At what age is it appropriate for children to hear Bible stories? Until recently, I would have said any age was appropriate. These days I’m wondering.
Over Memorial Day weekend Julie and I spent some time with all four of our grandchildren. I had no grandchildren until I married Julie three years ago. At that time there were two. Now there are four.
This handsome quartet includes Eliza, almost 7; Wyatt, 5, Beckett, almost 3, and Lincoln, nearly 2½. They can wear me out in short order but at the time this story begins I was relaxing on the couch, reading a newspaper.
Three of the kids were playing games with their parents and their grandmother. Beckett, the red-headed family clown, was looking at me and telling the other adults something. When I realized he was talking about me I understood that he had a marble-size wooden bead in his hand that he’d like to throw that bead at my head and knock me down… dead.
I quickly recognized the plot: the story of David the Shepherd Boy and the Philistine giant, Goliath. Apparently, Beckett had recently heard the story of David’s bravery and accuracy and to a kid less than 3’ tall I look an awful lot like Goliath. Bless his heart, Beckett didn’t realize that unlike Wylie Coyote Goliath didn’t miraculously return to life for the next cartoon.
His parents sternly admonished him for his morbid idea and a minute later he was sitting on my lap, showing me his wooden bead collection.
Later in the evening Beckett’s sister, Eliza, pretended to zap me with her Star Wars light saber. I feigned pain and asked Beckett to defend me against his Jedi sister. Before I could stop him, Beckett jumped off my lap and began beating on his sister. This, of course, caught the attention of his father who put Beckett in a time out for hitting his sister. It was my fault; I owe that boy an ice cream cone.
Sunday evening we drove to a nearby town for supper. Because their car seats are easier to transfer, the two older children – Eliza and Wyatt – rode with Julie and me. Beckett and his cousin, Lincoln, rode with their parents.
Eliza and Wyatt seemed fascinated with speed and encouraged me to drive faster. I refused, explaining speed limits and why one does not want to drive faster than the speed limit. I came to believe they would have enjoyed seeing me get a speeding ticket.

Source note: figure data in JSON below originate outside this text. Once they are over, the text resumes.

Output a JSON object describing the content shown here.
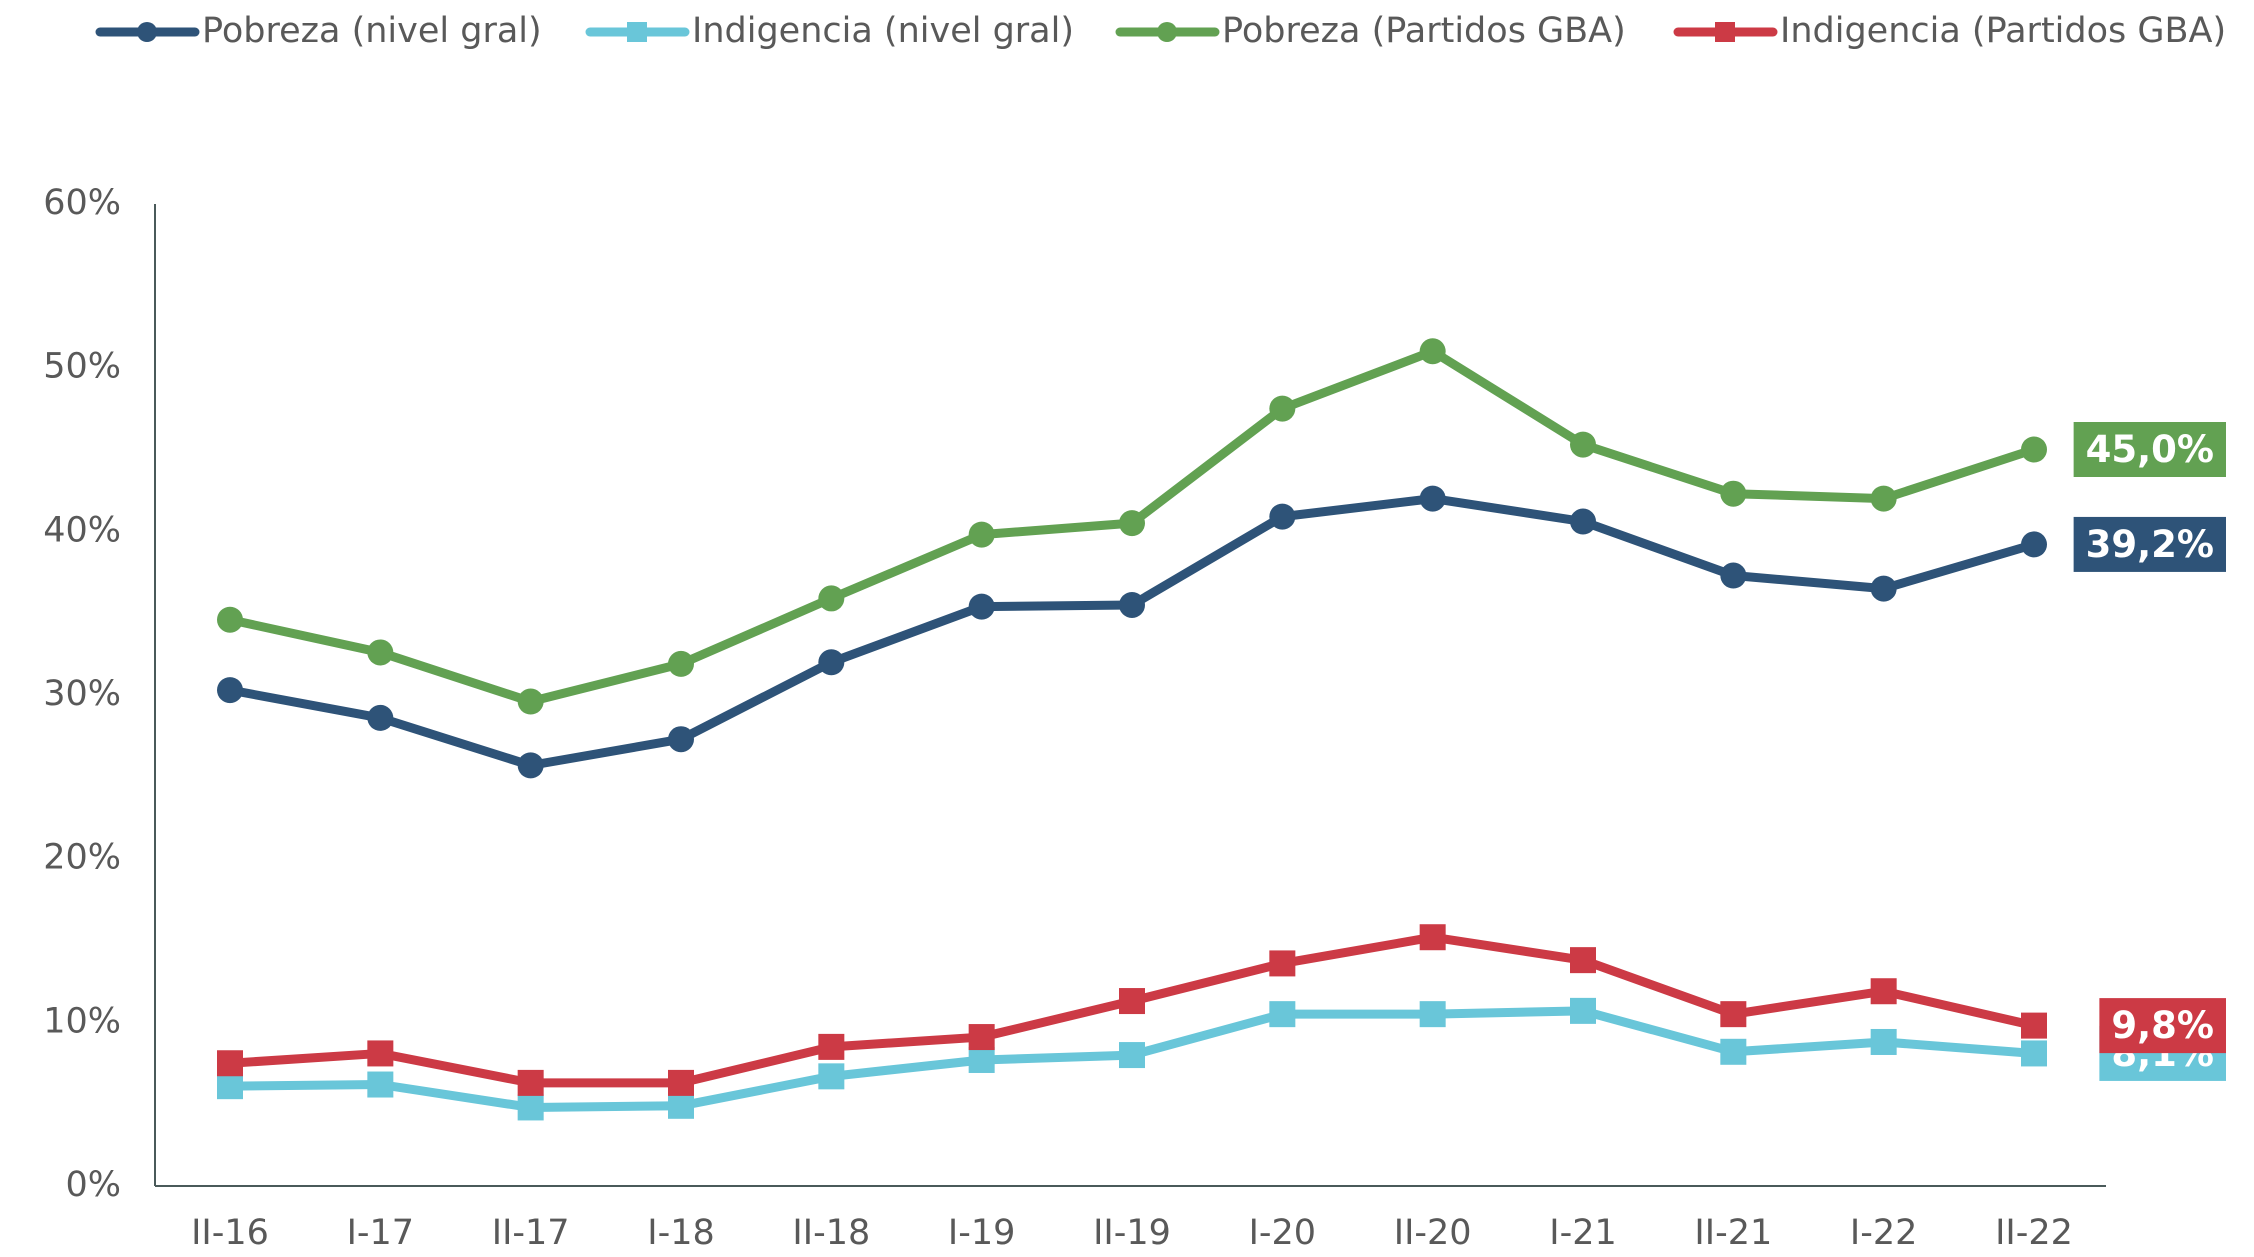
{
  "chart_data": {
    "type": "line",
    "categories": [
      "II-16",
      "I-17",
      "II-17",
      "I-18",
      "II-18",
      "I-19",
      "II-19",
      "I-20",
      "II-20",
      "I-21",
      "II-21",
      "I-22",
      "II-22"
    ],
    "series": [
      {
        "name": "Pobreza (nivel gral)",
        "color": "#2e5378",
        "marker": "circle",
        "values": [
          30.3,
          28.6,
          25.7,
          27.3,
          32.0,
          35.4,
          35.5,
          40.9,
          42.0,
          40.6,
          37.3,
          36.5,
          39.2
        ],
        "value_labels": [
          null,
          null,
          null,
          null,
          null,
          null,
          null,
          null,
          null,
          null,
          null,
          null,
          "39,2%"
        ]
      },
      {
        "name": "Indigencia (nivel gral)",
        "color": "#69c6d9",
        "marker": "square",
        "values": [
          6.1,
          6.2,
          4.8,
          4.9,
          6.7,
          7.7,
          8.0,
          10.5,
          10.5,
          10.7,
          8.2,
          8.8,
          8.1
        ],
        "value_labels": [
          null,
          null,
          null,
          null,
          null,
          null,
          null,
          null,
          null,
          null,
          null,
          null,
          "8,1%"
        ]
      },
      {
        "name": "Pobreza (Partidos GBA)",
        "color": "#62a152",
        "marker": "circle",
        "values": [
          34.6,
          32.6,
          29.6,
          31.9,
          35.9,
          39.8,
          40.5,
          47.5,
          51.0,
          45.3,
          42.3,
          42.0,
          45.0
        ],
        "value_labels": [
          null,
          null,
          null,
          null,
          null,
          null,
          null,
          null,
          null,
          null,
          null,
          null,
          "45,0%"
        ]
      },
      {
        "name": "Indigencia (Partidos GBA)",
        "color": "#cc3a45",
        "marker": "square",
        "values": [
          7.5,
          8.1,
          6.3,
          6.3,
          8.5,
          9.1,
          11.3,
          13.6,
          15.2,
          13.8,
          10.5,
          11.9,
          9.8
        ],
        "value_labels": [
          null,
          null,
          null,
          null,
          null,
          null,
          null,
          null,
          null,
          null,
          null,
          null,
          "9,8%"
        ]
      }
    ],
    "ylim": [
      0,
      60
    ],
    "yticks": [
      {
        "value": 0,
        "label": "0%"
      },
      {
        "value": 10,
        "label": "10%"
      },
      {
        "value": 20,
        "label": "20%"
      },
      {
        "value": 30,
        "label": "30%"
      },
      {
        "value": 40,
        "label": "40%"
      },
      {
        "value": 50,
        "label": "50%"
      },
      {
        "value": 60,
        "label": "60%"
      }
    ],
    "legend": "top",
    "grid": false
  }
}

Wyatt asked what was the fastest I had ever driven. I didn’t want to lie to the lad but I also didn’t want to encourage bad behavior in a boy who in little more than 10 years will have his own driver’s license. I didn’t answer immediately but the question persisted so I admitted than when I was a very stupid teenager I had driven more than 130 miles an hour. When I realized that Wyatt thought that was cool I reiterated the foolishness of my behavior.
“Was it fun?” Wyatt persisted.
“No, it was scary,” I admitted.
The question remains: is it better to lie to a child or to be honest and admit your stupidity?
My heart was touched as we left the restaurant Sunday evening. Eliza and Wyatt had strapped themselves into their car seats in our vehicle. Little Lincoln headed for our car. When his mother called him to ride with her, Lincoln said, “I want to ride with Arvid.”
Car seats are an excellent idea but at the moment I would have enjoyed having all four of the grandchildren with us. They have all accepted me and it is my privilege to be their surrogate grandfather. I felt like the Grinch when I explained to Lincoln that he couldn’t ride with Grandma and Arvid.
Monday afternoon we waited until all four children had awakened from their naps before leaving for home. While I’m usually anxious to get on the road, the warm good-bye hugs from each of the grands made the wait worthwhile.
A few days later Julie asked if I had any thoughts on what to buy the grandchildren for Christmas. I told her I had no ideas, “But don’t buy Beckett a sling shot.”